I have enjoyed the nonprofit work I have done and find that it energizes me. I would like to bring my event planning, fundraising, and communication skills to the St. Jude Children’s Research team as the Development Assistant. Enclosed is my resume for your review and I am available at your convenience for an interview.
Thank you for your time in reviewing my materials. I look forward to speaking with you.
Mary A. Albion
900 Kellogg Center
Albion, MI 49224
April 8, 2011
Ms. Katherine Sorrel
1 Industry Drive
Hartford, CT 06152
Dear Ms. Sorrel:
Please consider my enclosed resume for the XYZ Leadership Development Program. Currently, I am a senior majoring in English at Albion College with a minor in Economics. The qualities I have to offer XYZ in this program include:
• Leadership skills: While a student at Albion, I co-founded a student organization aimed at increasing community service involvement campus-wide. Over the past three years, we have been able to generate a 32% increase in student participation and have made valuable contributions to the Albion community. I also served as a Resident Assistant to more than 100 first-year students while achieving a 3.5 GPA in my classes.
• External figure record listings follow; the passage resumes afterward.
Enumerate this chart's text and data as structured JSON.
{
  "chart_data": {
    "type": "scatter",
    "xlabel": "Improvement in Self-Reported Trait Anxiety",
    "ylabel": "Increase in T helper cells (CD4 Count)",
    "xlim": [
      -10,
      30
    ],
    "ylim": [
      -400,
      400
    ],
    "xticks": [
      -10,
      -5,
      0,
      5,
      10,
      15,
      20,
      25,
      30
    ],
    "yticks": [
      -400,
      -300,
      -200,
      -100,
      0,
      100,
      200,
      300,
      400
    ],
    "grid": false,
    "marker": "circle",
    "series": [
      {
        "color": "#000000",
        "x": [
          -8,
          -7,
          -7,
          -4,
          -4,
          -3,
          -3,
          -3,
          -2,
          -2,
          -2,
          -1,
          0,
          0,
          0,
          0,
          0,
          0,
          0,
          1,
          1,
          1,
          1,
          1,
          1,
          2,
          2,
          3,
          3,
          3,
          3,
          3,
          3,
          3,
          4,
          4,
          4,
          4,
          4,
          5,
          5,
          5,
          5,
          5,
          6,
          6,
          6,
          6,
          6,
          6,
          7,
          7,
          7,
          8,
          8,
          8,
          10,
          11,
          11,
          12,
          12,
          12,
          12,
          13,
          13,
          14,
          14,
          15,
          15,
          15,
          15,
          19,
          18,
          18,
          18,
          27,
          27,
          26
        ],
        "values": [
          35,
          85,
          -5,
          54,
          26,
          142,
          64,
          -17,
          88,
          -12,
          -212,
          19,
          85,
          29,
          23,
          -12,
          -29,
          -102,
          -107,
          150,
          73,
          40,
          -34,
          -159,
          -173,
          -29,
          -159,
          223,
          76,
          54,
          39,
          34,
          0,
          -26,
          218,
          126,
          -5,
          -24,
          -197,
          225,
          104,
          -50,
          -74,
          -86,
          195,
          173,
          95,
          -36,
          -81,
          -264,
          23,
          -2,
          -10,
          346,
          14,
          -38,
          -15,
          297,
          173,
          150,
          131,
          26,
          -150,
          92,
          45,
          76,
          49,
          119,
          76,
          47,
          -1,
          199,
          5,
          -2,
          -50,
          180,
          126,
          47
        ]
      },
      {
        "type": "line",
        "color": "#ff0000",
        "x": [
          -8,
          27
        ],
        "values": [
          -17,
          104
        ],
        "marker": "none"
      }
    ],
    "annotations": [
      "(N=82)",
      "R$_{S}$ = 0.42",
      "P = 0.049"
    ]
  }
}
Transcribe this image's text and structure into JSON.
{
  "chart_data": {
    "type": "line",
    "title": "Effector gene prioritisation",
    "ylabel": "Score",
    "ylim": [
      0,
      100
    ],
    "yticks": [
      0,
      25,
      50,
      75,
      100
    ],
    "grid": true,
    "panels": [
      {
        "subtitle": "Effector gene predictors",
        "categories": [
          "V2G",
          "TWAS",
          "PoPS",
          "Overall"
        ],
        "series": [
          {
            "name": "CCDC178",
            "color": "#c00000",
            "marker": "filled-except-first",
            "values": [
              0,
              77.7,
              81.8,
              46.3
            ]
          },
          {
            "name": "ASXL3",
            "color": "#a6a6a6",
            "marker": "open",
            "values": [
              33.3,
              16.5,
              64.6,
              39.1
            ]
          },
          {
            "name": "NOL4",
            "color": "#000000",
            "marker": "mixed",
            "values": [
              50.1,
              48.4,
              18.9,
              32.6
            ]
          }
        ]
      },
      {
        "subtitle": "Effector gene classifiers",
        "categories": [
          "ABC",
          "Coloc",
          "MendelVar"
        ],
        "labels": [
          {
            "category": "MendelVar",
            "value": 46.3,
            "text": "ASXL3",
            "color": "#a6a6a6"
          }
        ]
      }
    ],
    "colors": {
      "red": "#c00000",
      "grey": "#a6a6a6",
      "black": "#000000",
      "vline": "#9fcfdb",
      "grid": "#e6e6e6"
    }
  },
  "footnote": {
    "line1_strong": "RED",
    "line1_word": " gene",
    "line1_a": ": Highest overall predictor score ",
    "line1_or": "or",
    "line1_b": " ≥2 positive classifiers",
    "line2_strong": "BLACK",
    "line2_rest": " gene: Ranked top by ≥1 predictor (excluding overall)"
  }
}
• Interpersonal skills: While working as an intern at XYZ Company, I was selected for the marketing strategy team that partnered to increase revenue by 41% and customer base by 20%. During the summer months, I volunteered for a local non-profit organization where I worked with clients from different cultures. Based on my contributions and commitment to the organization, I earned recognition as “Volunteer of the Month.”
•Analytical and quantitative skills: In a team-based business simulation, I continuously analyzed the market and our competition for a financial services firm throughout the semester. The professor acknowledged our final project as being “an outstanding example for future classes.” Last year, as an intern, I participated in a cross-functional team to assess a proposed business venture expanding customer product offerings.
XYZ is a long-time leader in providing full-service solutions. Through this approach, the company has continued to expand its client base and market position for more than 125 years. Specifically, your mission to help people lead healthier, more secure lives matches my own personal values and interests, as demonstrated through my community service efforts.
I am committed to adding value and contributing to XYZ’s global expansion. I am available at your convenience for an interview. Thank you in advance for your consideration. I look forward to speaking with you.